Question

(a) A small compass needle of magnetic moment ‘m’ is free to turn about an axis perpendicular to the direction of uniform magnetic field ‘B’. The moment of inertia of the needle about the axis is ‘I’. The needle is slightly disturbed from its stable position and then released. Prove that it executes simple harmonic motion. Hence deduce the expression for its time period.
(b) A compass needle, free to turn in a vertical plane orients itself with its axis vertical at a certain place on the earth. Find out the values of (i) horizontal component of earth's magnetic field and (ii) angle of dip at the place.

Answer 1

Hint: For the first part of the question, find out deflecting torque and restoring torque. At equilibrium equate them and find the relation between angular acceleration and angular displacement. In the second part of the question, find the horizontal component of Earth’s magnetic field analyse the plane in which the needle freely moves and the plane of the horizontal component of the magnetic field. Finally using the formula calculate the angle of dip at that place.

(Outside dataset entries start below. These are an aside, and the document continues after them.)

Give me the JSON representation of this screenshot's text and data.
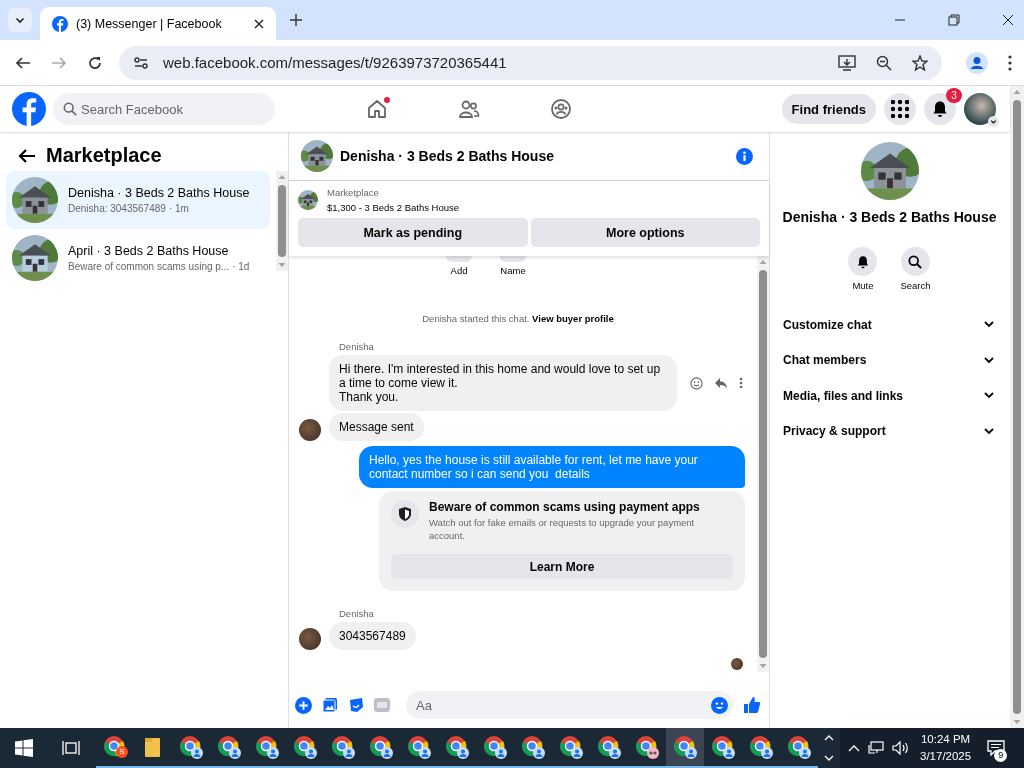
{
  "browser": {
    "tab_title": "(3) Messenger | Facebook",
    "url": "web.facebook.com/messages/t/9263973720365441"
  },
  "header": {
    "search_placeholder": "Search Facebook",
    "nav": [
      {
        "kind": "home",
        "dot": true
      },
      {
        "kind": "friends",
        "dot": false
      },
      {
        "kind": "groups",
        "dot": false
      }
    ],
    "find_friends": "Find friends",
    "notification_count": "3"
  },
  "sidebar": {
    "title": "Marketplace",
    "conversations": [
      {
        "title": "Denisha · 3 Beds 2 Baths House",
        "preview": "Denisha: 3043567489",
        "time": "· 1m",
        "selected": true
      },
      {
        "title": "April · 3 Beds 2 Baths House",
        "preview": "Beware of common scams using p...",
        "time": "· 1d",
        "selected": false
      }
    ]
  },
  "chat": {
    "title": "Denisha · 3 Beds 2 Baths House",
    "listing": {
      "label": "Marketplace",
      "title": "$1,300 - 3 Beds 2 Baths House"
    },
    "actions": [
      "Mark as pending",
      "More options"
    ],
    "quick_actions": [
      "Add",
      "Name"
    ],
    "system": {
      "text": "Denisha started this chat.",
      "link": "View buyer profile"
    },
    "messages": [
      {
        "kind": "incoming",
        "sender": "Denisha",
        "text": "Hi there. I'm interested in this home and would love to set up a time to come view it.\nThank you.",
        "avatar": false,
        "hover_actions": true
      },
      {
        "kind": "incoming",
        "text": "Message sent",
        "avatar": true,
        "hover_actions": false
      },
      {
        "kind": "outgoing",
        "text": "Hello, yes the house is still available for rent, let me have your contact number so i can send you  details"
      },
      {
        "kind": "notice",
        "title": "Beware of common scams using payment apps",
        "body": "Watch out for fake emails or requests to upgrade your payment account.",
        "button": "Learn More"
      },
      {
        "kind": "incoming",
        "sender": "Denisha",
        "text": "3043567489",
        "avatar": true,
        "hover_actions": false
      }
    ],
    "composer_placeholder": "Aa"
  },
  "details": {
    "title": "Denisha · 3 Beds 2 Baths House",
    "actions": [
      {
        "kind": "mute",
        "label": "Mute"
      },
      {
        "kind": "search",
        "label": "Search"
      }
    ],
    "sections": [
      {
        "label": "Customize chat",
        "expanded": false
      },
      {
        "label": "Chat members",
        "expanded": false
      },
      {
        "label": "Media, files and links",
        "expanded": false
      },
      {
        "label": "Privacy & support",
        "expanded": false
      }
    ]
  },
  "taskbar": {
    "apps": [
      {
        "kind": "chrome-badge",
        "badge": "S",
        "selected": false
      },
      {
        "kind": "folder",
        "selected": false
      },
      {
        "kind": "chrome",
        "selected": false
      },
      {
        "kind": "chrome",
        "selected": false
      },
      {
        "kind": "chrome",
        "selected": false
      },
      {
        "kind": "chrome",
        "selected": false
      },
      {
        "kind": "chrome",
        "selected": false
      },
      {
        "kind": "chrome",
        "selected": false
      },
      {
        "kind": "chrome",
        "selected": false
      },
      {
        "kind": "chrome",
        "selected": false
      },
      {
        "kind": "chrome",
        "selected": false
      },
      {
        "kind": "chrome",
        "selected": false
      },
      {
        "kind": "chrome",
        "selected": false
      },
      {
        "kind": "chrome",
        "selected": false
      },
      {
        "kind": "chrome-pink",
        "selected": false
      },
      {
        "kind": "chrome",
        "selected": true
      },
      {
        "kind": "chrome",
        "selected": false
      },
      {
        "kind": "chrome",
        "selected": false
      },
      {
        "kind": "chrome",
        "selected": false
      }
    ],
    "time": "10:24 PM",
    "date": "3/17/2025",
    "notifications": "9"
  }
}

Complete answer step by step:
(a) Given,
Magnetic moment = m
Strength of magnetic field = B
Moment of inertia = I
Let the needle be displaced by an angle \[\theta \] with respect to the axis of magnetic field.
The deflecting torque is given by the expression,
\[{{\tau }_{d}}=I\dfrac{{{d}^{2}}\theta }{d{{t}^{2}}}\]
Due to this displacement, a restoring torque will act on the needle it is given by the expression,
${{\vec{\tau }}_{R}}=\vec{m}\times \vec{B}$
In magnitude, it is given as
${{\tau }_{R}}=mB\sin \theta $
If $\theta $ is very small then we can write, $\sin \theta \approx \theta $.
Therefore,
${{\tau }_{R}}=mB\theta $
This restoring torque acts in the opposite direction to that of deflecting torque.
Therefore,
Deflecting torque = - Restoring torque
\[{{\tau }_{d}}=-{{\tau }_{R}}\]
$\begin{align}
  & I\dfrac{{{d}^{2}}\theta }{d{{t}^{2}}}=-mB\theta \\
 & \dfrac{{{d}^{2}}\theta }{d{{t}^{2}}}=-\dfrac{mB}{I}\theta \\
\end{align}$
We have, ${{\omega }^{2}}=\dfrac{mB}{I}$
Thus, $\dfrac{{{d}^{2}}\theta }{d{{t}^{2}}}=-{{\omega }^{2}}\theta $
Since ${{\omega }^{2}}$is a constant, we have,
$\dfrac{{{d}^{2}}\theta }{d{{t}^{2}}}\propto -\theta $
i.e. the angular acceleration of the needle is directly proportional to its angular displacement and it is directed in the opposite direction of angular displacement.
Thus, the needle performs Simple harmonic motion.
(b) Since the compass needle rotates in a vertical plane orients itself with its axis vertical at a certain place on the earth, the horizontal component of earth's magnetic field = 0 and the vertical component of earth's magnetic field = |B|.
\[\begin{align}
  & Angle\text{ }of\text{ }dip={{\tan }^{-1}}(\dfrac{{{B}_{v}}}{{{B}_{H}}}) \\
 & Angle\text{ }of\text{ }dip={{\tan }^{-1}}(\dfrac{B}{0}) \\
 & \therefore Angle\text{ }of\text{ }dip={{90}^{{}^\circ }} \\
\end{align}\]

Note: Remember the condition for simple harmonic motion which are (i) there must be an elastic restoring force (ii) the acceleration must be proportional to the displacement and direction of acceleration must be opposite to the direction of displacement. Correctly find out the plane of the horizontal and the vertical component of Earth’s magnetic field. Do not forget that deflecting and restoring torque acts in the opposite direction.